In the Columbia River the fishery agencies have spent over $13 billion in public funding for salmon recovery yet have failed to achieve their goal of 5 million hatchery and wild salmonids since it was adopted in 1982. Releases of hatchery salmonids ranges from 140 to 250 million fish from 70 hatcheries at a cost of $109 million, but have failed to restore runs to historical levels. The wild runs have declined to just 2% of their historic abundance and mitigation hatcheries have failed in their promise to make up for that loss. Yet the fishery agencies and regional planners continue to advocate for more hatcheries and increased spending.

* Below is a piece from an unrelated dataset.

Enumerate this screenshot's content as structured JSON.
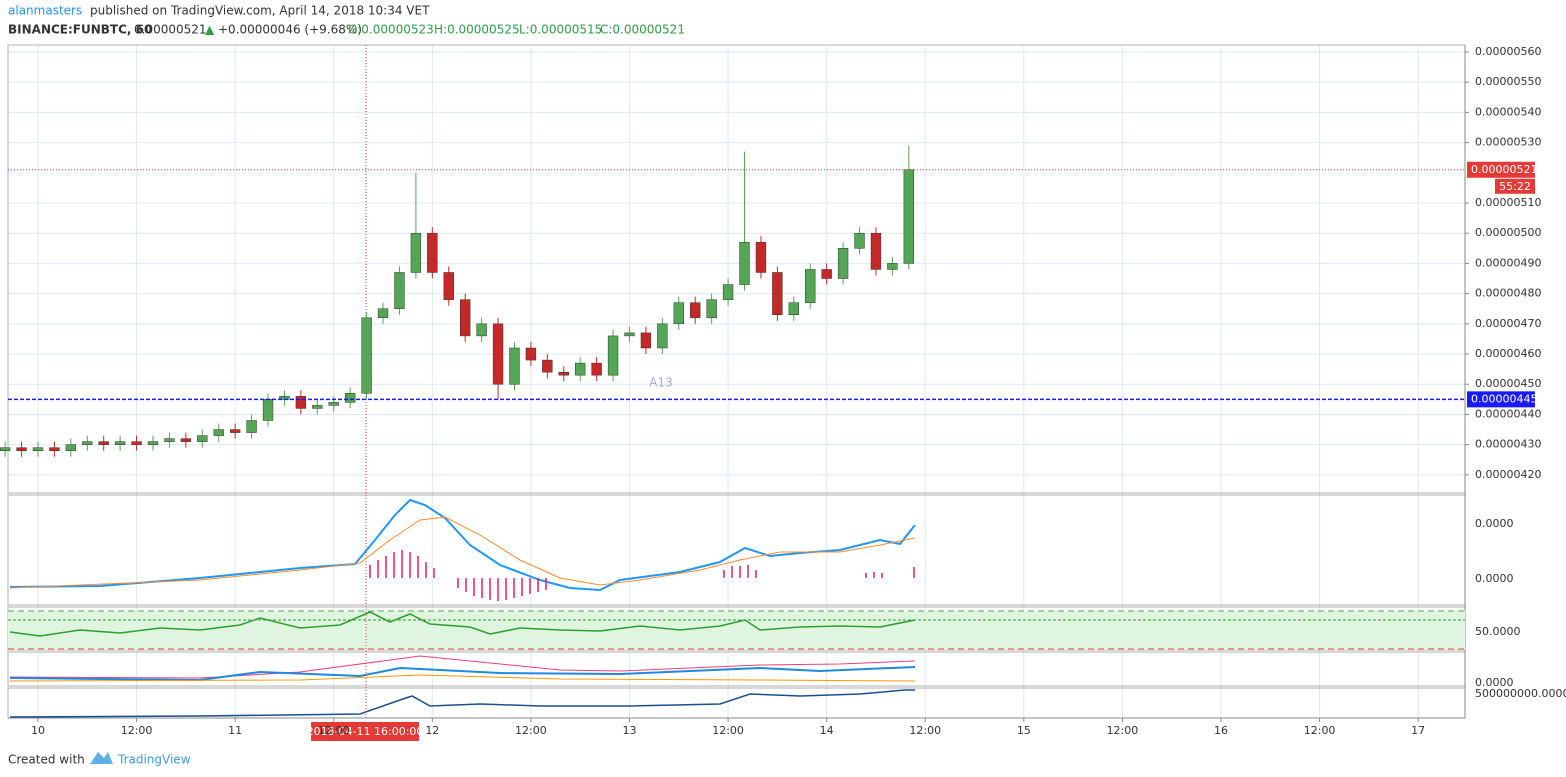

Hatchery advocates have attacked the few conservation organizations that question the use of hatcheries as a mitigation tool for declining salmonid populations. Bill Monroe said, “Shame on the Native Fish Society (again) for its relentless attack on hatcheries.” (The Oregonian, January 14, 2014)

As Molly Ivins once said, “When you find yourself in a hole quit digging.” The hatchery program is expensive and it is not sustainable. The fishery agencies are closing hatcheries because the funding is drying up not because of some latent conservation conviction.

The hatcheries need wild salmonids to improve their performance (survival, cost effectiveness, and catch), but as the years go by, the wild runs are more depleted and the hatchery replacement becomes too ecologically and economically expensive. It is now possible to anticipate a future on the West Coast where wild and hatchery salmonids could be lost. Do we want a repeat the demise of Atlantic salmon on the East Coast?

The fishery agencies enjoy the safe middle ground, free of accountability for failed management, as long as the hatchery and wild fish advocates continue to fight, but it does not solve the problem of an eventual fishery collapse.